PKK leader Öcalan meets his lawyers, sends messages to YPG


PKK leader Abdullah Öcalan met with his lawyers last week for the first time since 2011.

"This is the first meeting with the lawyers since 2011. The meeting lasted approximately one hour," on May 2, Rezan Sarıca, one of his lawyers, said yesterday at a press conference in Istanbul.

The jailed leader of the PKK terrorist group called on the Syrian Democratic Forces (SDF), an umbrella organization that is dominated by the PKK's Syrian affiliate People's Protection Units (YPG), to pursue solutions in Syria other than through conflict, according to a statement read by his lawyers.

Turkey captured Öcalan in February 1999 and imprisoned him on the heavily fortified island of İmralı in the Sea of Marmara where he has been kept for 20 years.

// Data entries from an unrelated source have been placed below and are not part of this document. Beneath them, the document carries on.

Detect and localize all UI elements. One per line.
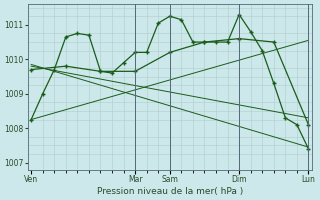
X-axis label: Pression niveau de la mer( hPa ): Pression niveau de la mer( hPa ) xyxy=(97,187,243,196)
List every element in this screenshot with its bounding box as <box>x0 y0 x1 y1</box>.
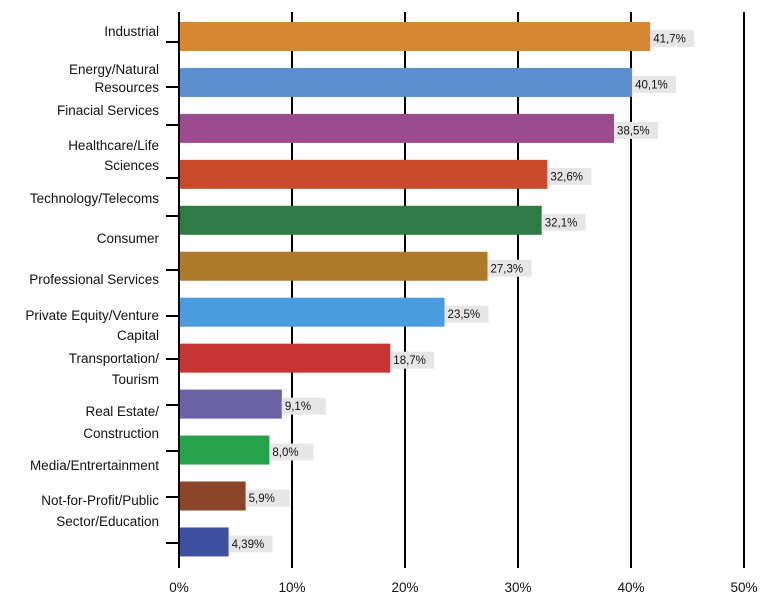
data-label-background <box>269 443 314 461</box>
bar <box>180 251 488 281</box>
category-label: Transportation/Tourism <box>69 351 160 387</box>
bar <box>180 481 246 511</box>
data-label-background <box>228 535 273 553</box>
x-tick-label: 10% <box>278 580 305 595</box>
data-label-background <box>487 259 532 277</box>
category-label: Consumer <box>97 231 160 246</box>
data-label: 9,1% <box>285 401 311 413</box>
data-label: 27,3% <box>490 263 523 275</box>
data-label-background <box>614 121 659 139</box>
category-label: Media/Entrertainment <box>30 458 159 473</box>
category-label: Not-for-Profit/Public Sector/Education <box>41 493 159 529</box>
data-label: 23,5% <box>448 309 481 321</box>
data-label-background <box>541 213 586 231</box>
data-label-background <box>650 30 695 47</box>
x-tick-label: 20% <box>391 580 418 595</box>
data-label: 40,1% <box>635 79 668 91</box>
category-label: Industrial <box>104 24 159 39</box>
bar <box>180 389 282 419</box>
bar <box>180 159 548 189</box>
bar <box>180 527 229 557</box>
category-label: Professional Services <box>29 272 159 287</box>
bar <box>180 22 651 51</box>
category-labels: Industrial Energy/Natural Resources Finacia… <box>25 24 159 529</box>
category-label: Real Estate/Construction <box>83 404 159 441</box>
bar <box>180 435 270 465</box>
data-label: 4,39% <box>232 539 265 551</box>
data-label-background <box>390 351 435 369</box>
data-label-background <box>547 167 592 185</box>
bars: 41,7% 40,1% 38,5% 32,6% 32,1% 27,3% 23,5% 18,7%… <box>180 22 695 557</box>
data-label: 41,7% <box>653 34 686 46</box>
data-label-background <box>632 75 677 93</box>
y-axis <box>166 12 180 568</box>
x-tick-label: 30% <box>504 580 531 595</box>
data-label: 32,1% <box>545 217 578 229</box>
x-tick-label: 40% <box>617 580 644 595</box>
bar <box>180 113 615 143</box>
data-label-background <box>444 305 489 323</box>
bar <box>180 67 633 97</box>
category-label: Private Equity/Venture Capital <box>25 308 159 343</box>
category-label: Technology/Telecoms <box>30 191 159 206</box>
x-tick-label: 0% <box>169 580 189 595</box>
data-label: 5,9% <box>249 493 275 505</box>
x-tick-label: 50% <box>730 580 757 595</box>
data-label-background <box>245 489 290 507</box>
category-label: Energy/Natural Resources <box>69 62 159 95</box>
data-label: 8,0% <box>272 447 298 459</box>
bar <box>180 205 542 235</box>
category-label: Healthcare/Life Sciences <box>68 138 159 173</box>
data-label: 32,6% <box>550 171 583 183</box>
data-label-background <box>281 397 326 415</box>
bar <box>180 343 391 373</box>
x-tick-labels: 0% 10% 20% 30% 40% 50% <box>169 580 757 595</box>
gridlines <box>291 12 745 568</box>
category-label: Finacial Services <box>57 103 159 118</box>
data-label: 18,7% <box>393 355 426 367</box>
bar <box>180 297 445 327</box>
data-label: 38,5% <box>617 125 650 137</box>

In its more than 30-year terror campaign against Turkey, the PKK, listed as a terrorist organization by Turkey, the U.S. and the EU, has been responsible for the deaths of some 40,000 people, including women and children.

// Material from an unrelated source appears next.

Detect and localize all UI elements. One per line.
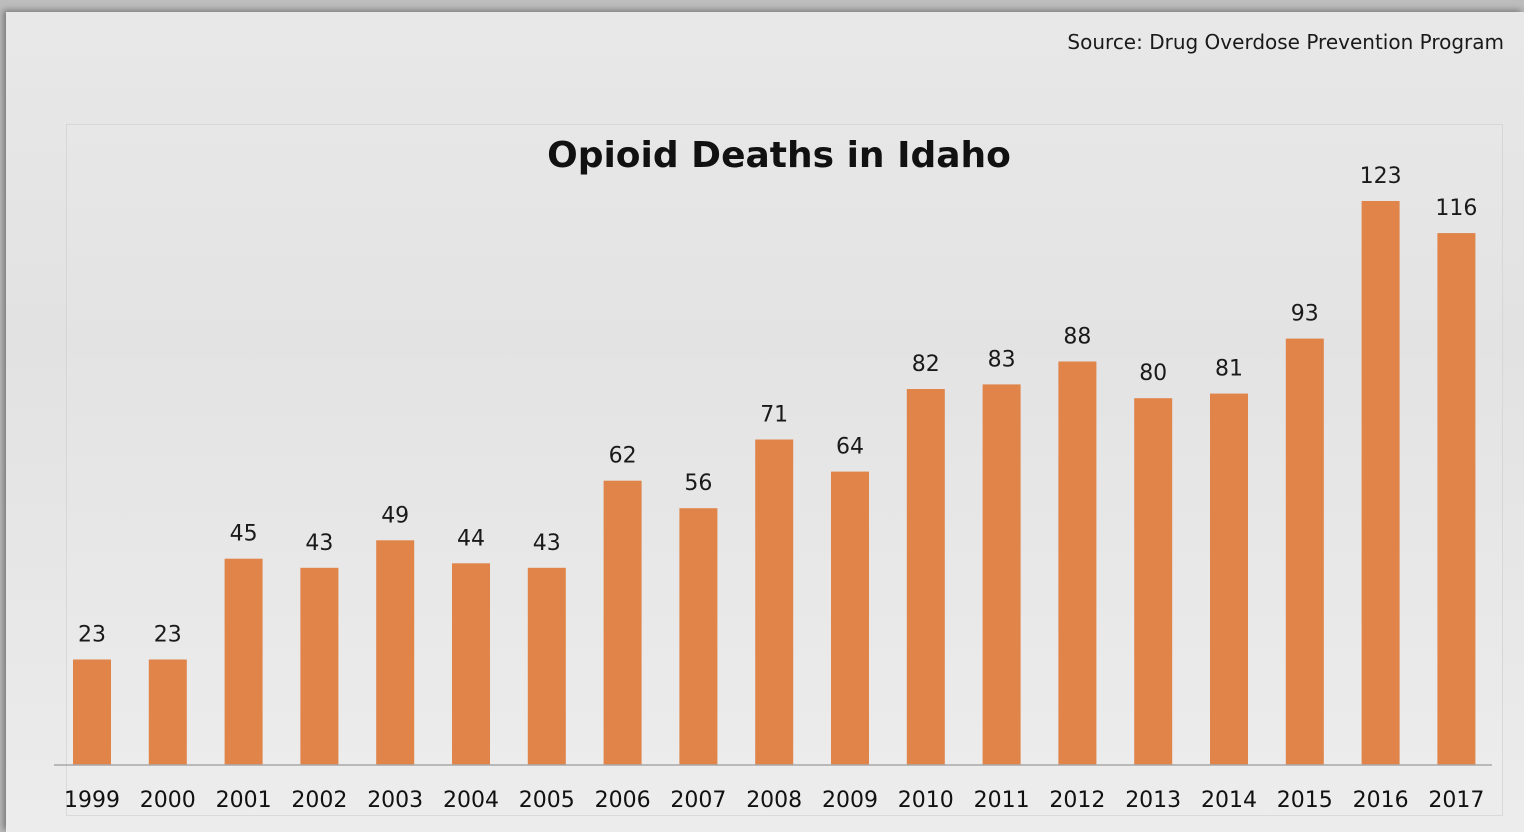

The PKK, which is listed as a terrorist organization by Turkey, the U.S. and the EU, waged a terror campaign against Turkey for more than 30 years and has been responsible for the deaths of nearly 40,000 people.

The SDF, which drove Daesh from northeastern Syria and captured almost all the Syrian territory located on the right bank of the Euphrates River including Raqqa, once dubbed Daesh's capital, now lying in ruins.

Ankara has long voiced its objection to the use of the YPG in the fight against Daesh, saying it considers YPG's presence on its southern border a grave national security threat. Turkish military liberated Afrin district from the terrorist group with the Operation Olive Branch launched in January 2018.